Artificial difficulty is something that is definitely up for debate. It definitely could be considered a Game mechanic that can be used or misused properly.
As for story, I really think that Mario really can’t happen again. Mario was the best and most polished side scroller of its time. The game mechanic was still new and fresh.
Nowadays making a new genre of gaming is very difficult, and I doubt that alone can sell a good game. Most great genres are already out there, and little room for genre innovation exists.
Given that, Mario today, would need a good story.
Thanks again for the awesome comments Kelsey and Dan! 🙂
Daniel Flatt
November 13, 2012 @ 5:17 pm
I’m really even talking about new Mario. Mario is still out there, still selling huge games and his story isn’t any better or makes any more sense than it did back on the NES. So the statement that a good game has to have a good story is incorrect in most cases. I happen to agree with you about story being important by the way, just not that it’s one of the main things developers need to nail.
If you have an adventure game, RPG, action game, even an FPS nowadays you have to have a decent story to prop it all up. Other genres though it doesn’t matter, such as platforming. As long as the game mechanics are spot on the why of the situation doesn’t matter within these games.
Sean
November 13, 2012 @ 7:45 pm
Personally I’d replace a Bad Story with bad voice acting. A game can get away without a story (Mario) or with a bad one (Modern Warfare 2) but if it has bad voice acting then getting through the game can actually be painful.
24.7 Gaming Blog
November 13, 2012 @ 8:02 pm
Bad camera angles are definitely the worst part of a game. A game with bad camera controls makes me want to throw the thing out the window!
Kelsey Miller
November 14, 2012 @ 10:32 am
You could probably make a really gruesome and/or cheesy analogy relating these aspects to organs of a living body.
You kinda need to balance everything out. People can lack organs and do fine with help of synthetic replacements and etc. On a different note, there are many species in our world and body types within those species, all of which point to the many ways to achieve a working form. Games are the same sort of beasts, methinks, all varied in body and form. The bad ones die out from natural selection, good ones flourish. Occasionally bad luck steps in and mucks up the rules, causing a good game to bite the dust or a bad one to thrive. Yet, as a whole, it seems pretty Darwinian, and we soldier on with it.
Yeah, I definitely went in the cheesy direction with that one…
Brad Lida
November 16, 2012 @ 11:54 pm
Number 3. I could kiss you for saying this.
Artificial difficulty is a huge peeve of mine.
In starcraft 2, artificial difficulty is added to add balance between the three races.
bleachorange
November 22, 2012 @ 10:44 pm
I have to say a few things –
1. yes in general to the above
2. if mario had a plot that made sense, it would be a runaway best seller, even more than it is. or, angry fans would storm nintendo asking why they changed it up.

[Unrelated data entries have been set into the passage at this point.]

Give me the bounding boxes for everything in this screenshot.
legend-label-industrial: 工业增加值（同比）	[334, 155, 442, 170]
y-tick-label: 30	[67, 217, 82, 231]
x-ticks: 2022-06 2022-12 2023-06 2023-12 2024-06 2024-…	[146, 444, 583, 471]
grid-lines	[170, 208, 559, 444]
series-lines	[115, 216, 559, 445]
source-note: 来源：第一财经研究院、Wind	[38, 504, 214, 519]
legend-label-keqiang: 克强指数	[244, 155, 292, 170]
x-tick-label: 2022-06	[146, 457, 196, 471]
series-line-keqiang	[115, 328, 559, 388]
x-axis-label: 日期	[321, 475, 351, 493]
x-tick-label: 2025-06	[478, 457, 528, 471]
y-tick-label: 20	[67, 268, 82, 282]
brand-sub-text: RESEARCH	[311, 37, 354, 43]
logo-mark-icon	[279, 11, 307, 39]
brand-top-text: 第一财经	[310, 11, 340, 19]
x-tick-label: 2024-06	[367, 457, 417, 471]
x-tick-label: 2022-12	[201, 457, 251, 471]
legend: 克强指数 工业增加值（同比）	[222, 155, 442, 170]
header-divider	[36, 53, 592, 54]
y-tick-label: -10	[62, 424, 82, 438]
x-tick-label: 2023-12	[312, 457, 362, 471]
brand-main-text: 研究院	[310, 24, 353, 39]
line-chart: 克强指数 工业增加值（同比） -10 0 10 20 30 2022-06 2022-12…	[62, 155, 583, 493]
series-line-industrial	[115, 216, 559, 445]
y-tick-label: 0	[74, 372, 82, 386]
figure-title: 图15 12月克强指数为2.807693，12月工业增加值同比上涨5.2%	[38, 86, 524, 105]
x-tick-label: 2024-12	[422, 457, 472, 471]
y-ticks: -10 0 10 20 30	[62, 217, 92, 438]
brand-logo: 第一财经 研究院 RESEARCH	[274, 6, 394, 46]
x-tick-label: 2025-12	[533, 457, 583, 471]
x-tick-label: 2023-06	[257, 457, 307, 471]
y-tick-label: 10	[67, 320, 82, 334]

3. the ONLY thing that truly matters in the end is this – don’t muck up the selling point of your game. If it’s a stealth game, don’t actionize it at the expense of the core gameplay. if you have a complex, story driven rpg, don’t simplify it to ‘reach a wider audience’. If you have a FPS hit, you know the campaign doesn’t actually matter – At the end of the day, less than a third of the player base of any FPS ‘hit’ actually cares about anything besides online multiplayer. there are exceptions, of course, but this is good life advice – don’t shoot yourself in the foot.